Atividade integrou disciplinas do 5º semestre e ampliou o olhar dos estudantes sobre a prática profissional em contextos de saúde
O curso de Psicologia do Centro Universitário de Jaguariúna (UniFAJ) realizou, na última quarta-feira (08/04), a roda de conversa “Psicologia Hospitalar e desenvolvimento humano: interfaces com a psicopatologia”. A atividade propôs um espaço de diálogo sobre as relações entre a atuação em contextos hospitalares, o desenvolvimento humano e os aspectos psicopatológicos envolvidos nesse cenário.
A discussão integrou diferentes perspectivas da prática psicológica, abordando desafios, possibilidades de intervenção e a compreensão do sujeito em contextos de cuidado em saúde. O encontro reuniu estudantes do 5º semestre, em uma atividade integrada entre as disciplinas de Desenvolvimento Humano e Psicopatologia.
Organizada pelas professoras Ana Claudia Morandi e Viviane Vianna, a roda de conversa contou com a participação do psicólogo Victor Hugo Vilaronga, egresso da UniFAJ e ex-docente da instituição, que compartilhou experiências da atuação profissional no ambiente hospitalar.
Durante o encontro, o palestrante destacou como a Psicologia Hospitalar amplia a compreensão do desenvolvimento humano em situações de adoecimento. “A psicologia presente no contexto hospitalar consegue ter uma visão ampliada de como o adoecimento é atravessado pelas fases do desenvolvimento da vida.

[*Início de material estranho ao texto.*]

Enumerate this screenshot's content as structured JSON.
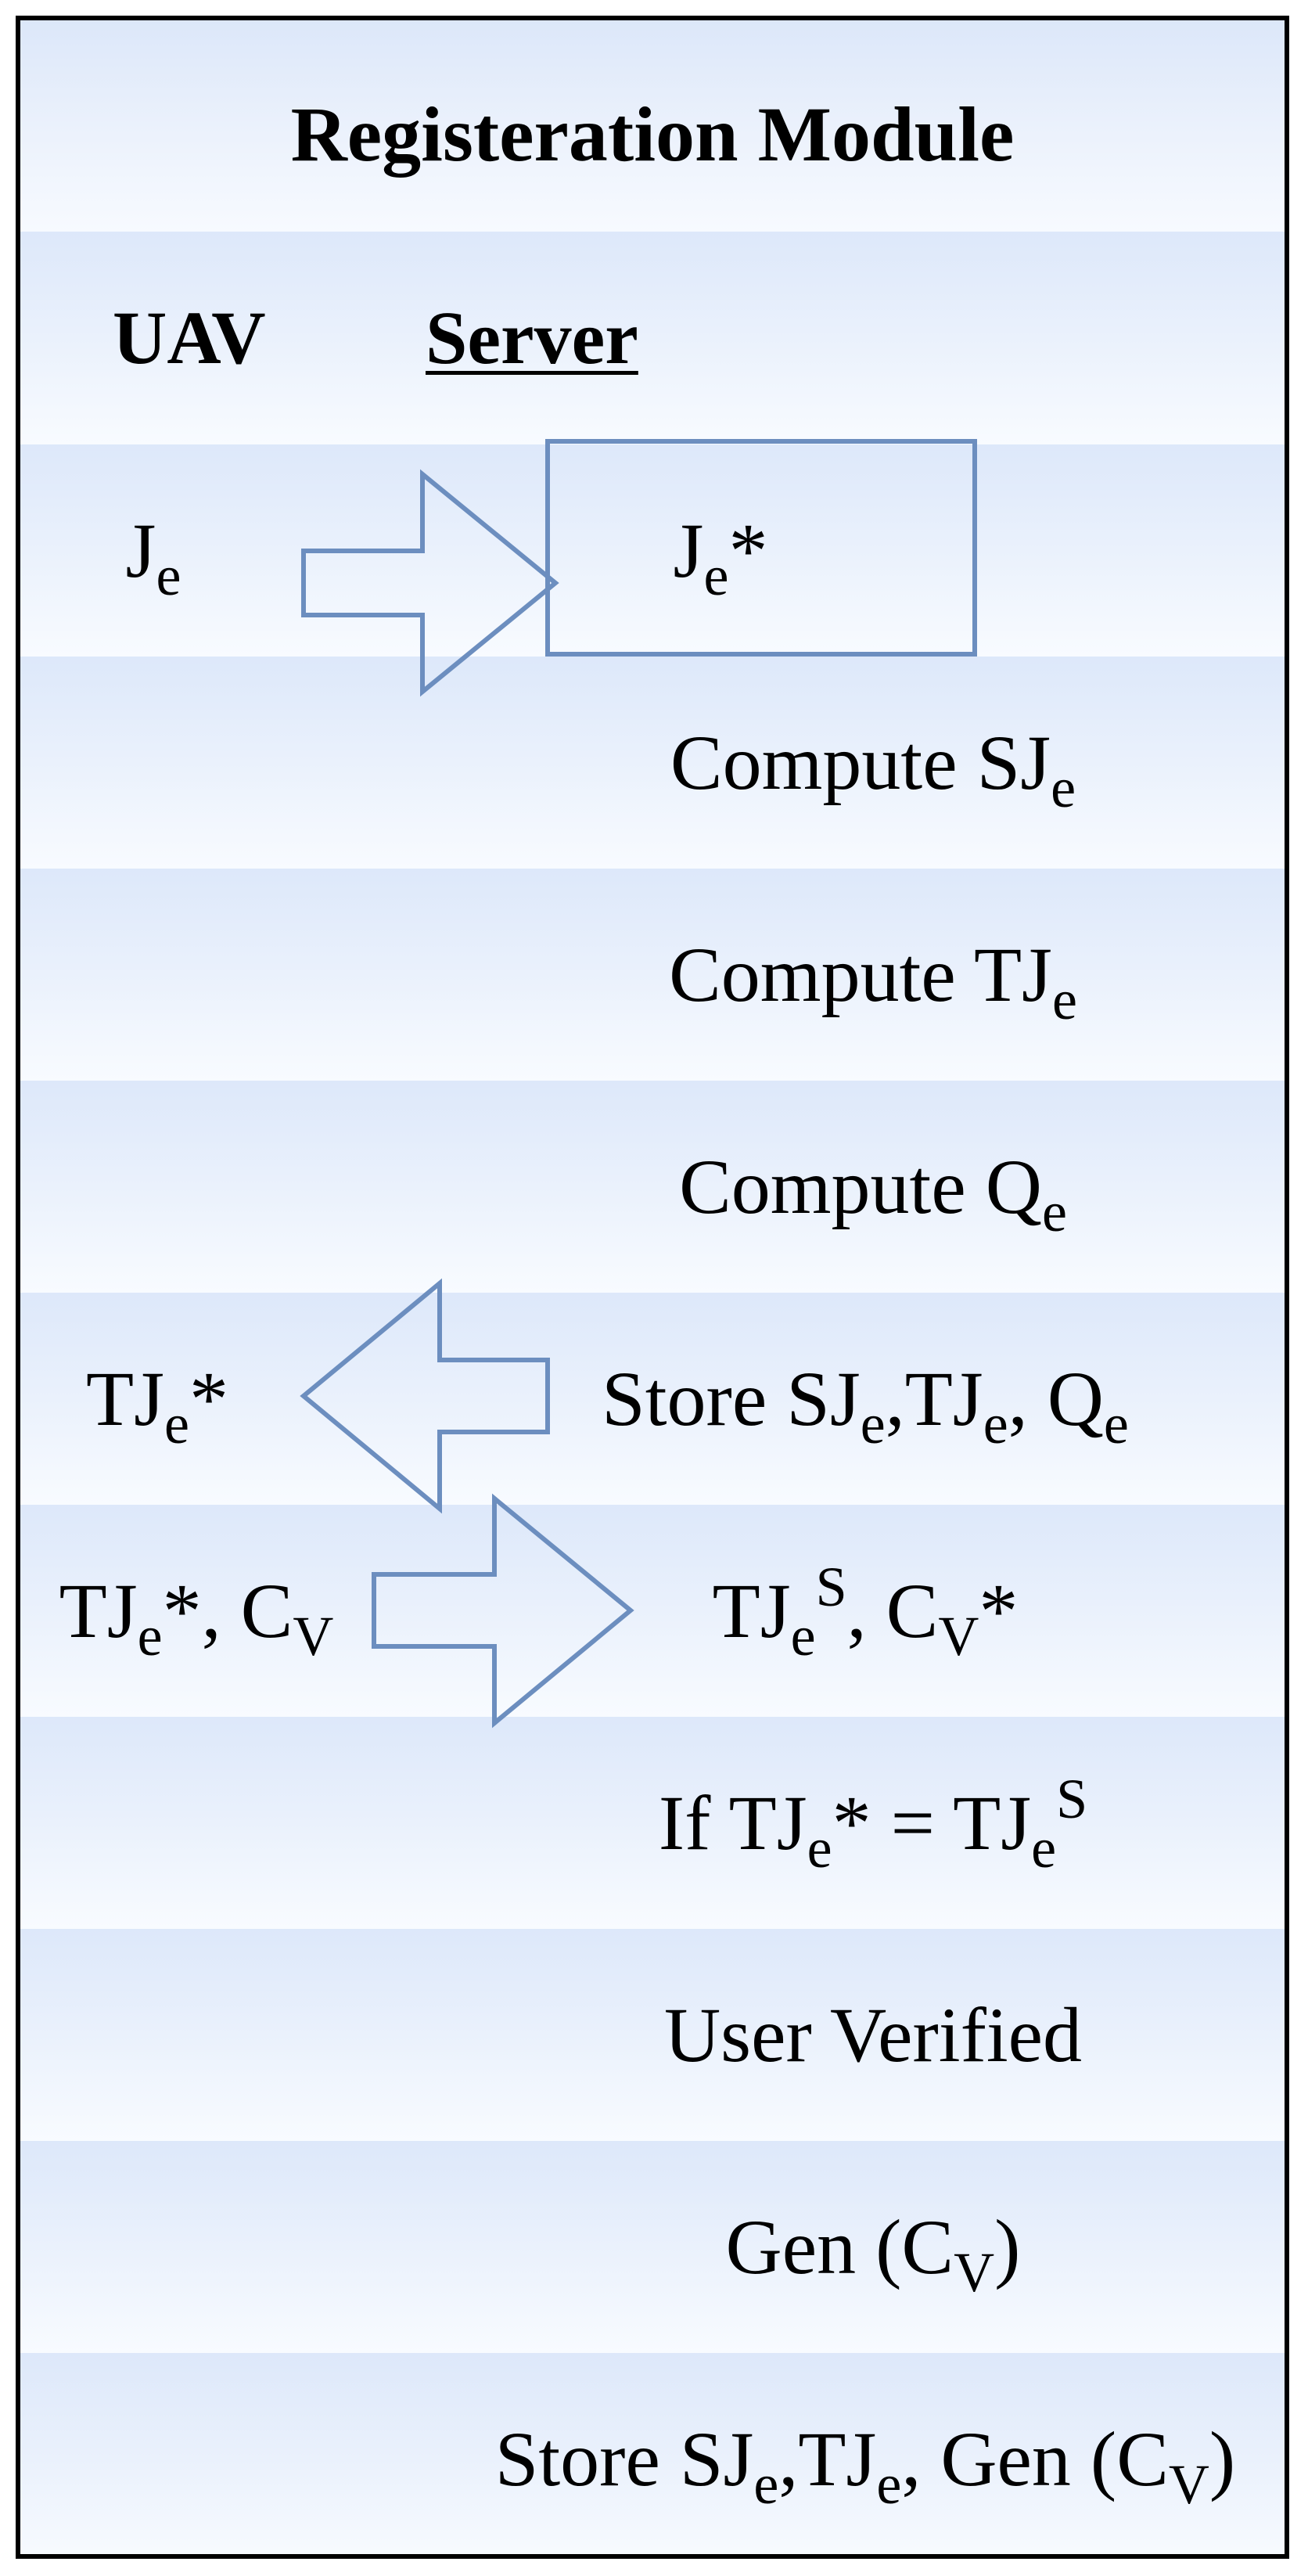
{
  "diagram": {
    "title": "Registeration Module",
    "columns": {
      "left": "UAV",
      "right": "Server"
    },
    "rows": [
      {
        "left_parts": [
          {
            "t": "J"
          },
          {
            "t": "e",
            "sub": true
          }
        ],
        "right_parts": [
          {
            "t": "J"
          },
          {
            "t": "e",
            "sub": true
          },
          {
            "t": "*"
          }
        ],
        "arrow": "right",
        "boxed": true
      },
      {
        "left_parts": [],
        "right_parts": [
          {
            "t": "Compute SJ"
          },
          {
            "t": "e",
            "sub": true
          }
        ]
      },
      {
        "left_parts": [],
        "right_parts": [
          {
            "t": "Compute TJ"
          },
          {
            "t": "e",
            "sub": true
          }
        ]
      },
      {
        "left_parts": [],
        "right_parts": [
          {
            "t": "Compute Q"
          },
          {
            "t": "e",
            "sub": true
          }
        ]
      },
      {
        "left_parts": [
          {
            "t": "TJ"
          },
          {
            "t": "e",
            "sub": true
          },
          {
            "t": "*"
          }
        ],
        "right_parts": [
          {
            "t": "Store SJ"
          },
          {
            "t": "e",
            "sub": true
          },
          {
            "t": ",TJ"
          },
          {
            "t": "e",
            "sub": true
          },
          {
            "t": ", Q"
          },
          {
            "t": "e",
            "sub": true
          }
        ],
        "arrow": "left"
      },
      {
        "left_parts": [
          {
            "t": "TJ"
          },
          {
            "t": "e",
            "sub": true
          },
          {
            "t": "*, C"
          },
          {
            "t": "V",
            "sub": true
          }
        ],
        "right_parts": [
          {
            "t": "TJ"
          },
          {
            "t": "e",
            "sub": true
          },
          {
            "t": "S",
            "sup": true
          },
          {
            "t": ", C"
          },
          {
            "t": "V",
            "sub": true
          },
          {
            "t": "*"
          }
        ],
        "arrow": "right"
      },
      {
        "left_parts": [],
        "right_parts": [
          {
            "t": "If  TJ"
          },
          {
            "t": "e",
            "sub": true
          },
          {
            "t": "* = TJ"
          },
          {
            "t": "e",
            "sub": true
          },
          {
            "t": "S",
            "sup": true
          }
        ]
      },
      {
        "left_parts": [],
        "right_parts": [
          {
            "t": "User Verified"
          }
        ]
      },
      {
        "left_parts": [],
        "right_parts": [
          {
            "t": "Gen (C"
          },
          {
            "t": "V",
            "sub": true
          },
          {
            "t": ")"
          }
        ]
      },
      {
        "left_parts": [],
        "right_parts": [
          {
            "t": "Store SJ"
          },
          {
            "t": "e",
            "sub": true
          },
          {
            "t": ",TJ"
          },
          {
            "t": "e",
            "sub": true
          },
          {
            "t": ", Gen (C"
          },
          {
            "t": "V",
            "sub": true
          },
          {
            "t": ")"
          }
        ]
      }
    ],
    "colors": {
      "arrow_stroke": "#6c8ebf",
      "box_stroke": "#6c8ebf",
      "band_top": "#dde8fa",
      "band_bottom": "#f8fbff",
      "border": "#000000"
    }
  }
}
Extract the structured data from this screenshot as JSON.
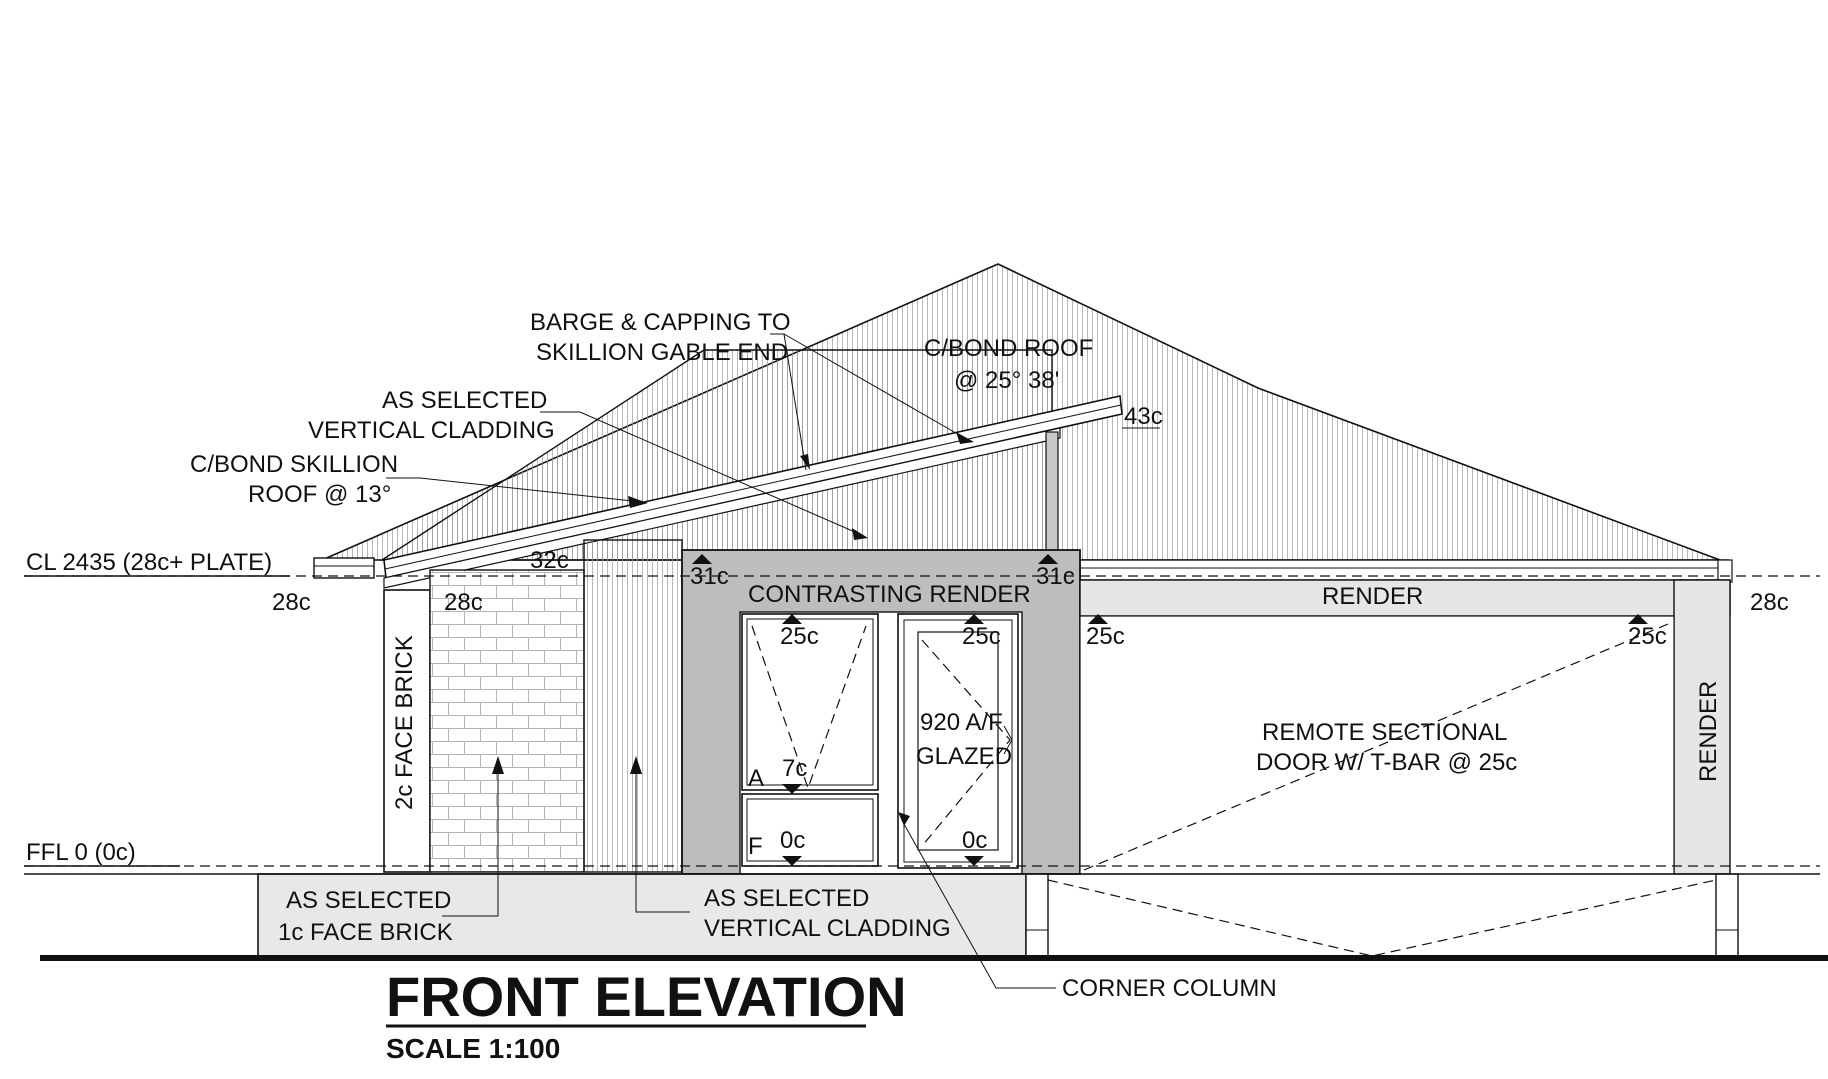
{
  "drawing": {
    "title": "FRONT ELEVATION",
    "scale": "SCALE 1:100"
  },
  "levels": {
    "ceiling": "CL  2435 (28c+ PLATE)",
    "floor": "FFL    0 (0c)"
  },
  "annotations": {
    "barge_1": "BARGE & CAPPING TO",
    "barge_2": "SKILLION GABLE END",
    "cladding_top_1": "AS SELECTED",
    "cladding_top_2": "VERTICAL CLADDING",
    "skillion_1": "C/BOND SKILLION",
    "skillion_2": "ROOF @ 13°",
    "cbond_roof_1": "C/BOND ROOF",
    "cbond_roof_2": "@ 25° 38'",
    "contrasting_render": "CONTRASTING RENDER",
    "render_beam": "RENDER",
    "render_pier": "RENDER",
    "face_brick_2c": "2c FACE BRICK",
    "glazed_1": "920 A/F",
    "glazed_2": "GLAZED",
    "garage_1": "REMOTE SECTIONAL",
    "garage_2": "DOOR W/ T-BAR @ 25c",
    "brick_1": "AS SELECTED",
    "brick_2": "1c FACE BRICK",
    "cladding_bot_1": "AS SELECTED",
    "cladding_bot_2": "VERTICAL CLADDING",
    "corner_column": "CORNER COLUMN",
    "window_a": "A",
    "window_f": "F"
  },
  "course_marks": {
    "c43": "43c",
    "c32": "32c",
    "c31_left": "31c",
    "c31_right": "31c",
    "c28_left": "28c",
    "c28_brick": "28c",
    "c28_right": "28c",
    "c25_window": "25c",
    "c25_door": "25c",
    "c25_garage_left": "25c",
    "c25_garage_right": "25c",
    "c7": "7c",
    "c0_window": "0c",
    "c0_door": "0c"
  }
}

Por lidarmos com diversos casos diariamente, conseguimos identificar o espelhamento doença-sociedade, desde o sofrimento de jovens adultos no pronto socorro, passando pelas crianças na pediatria até o idoso na clínica médica”, explica.
Segundo ele, a vivência nesse contexto é desafiadora e enriquecedora. “Acompanhar toda essa linhagem no mesmo dia, adaptando as intervenções, é ao mesmo tempo desafiador e enriquecedor”, afirma.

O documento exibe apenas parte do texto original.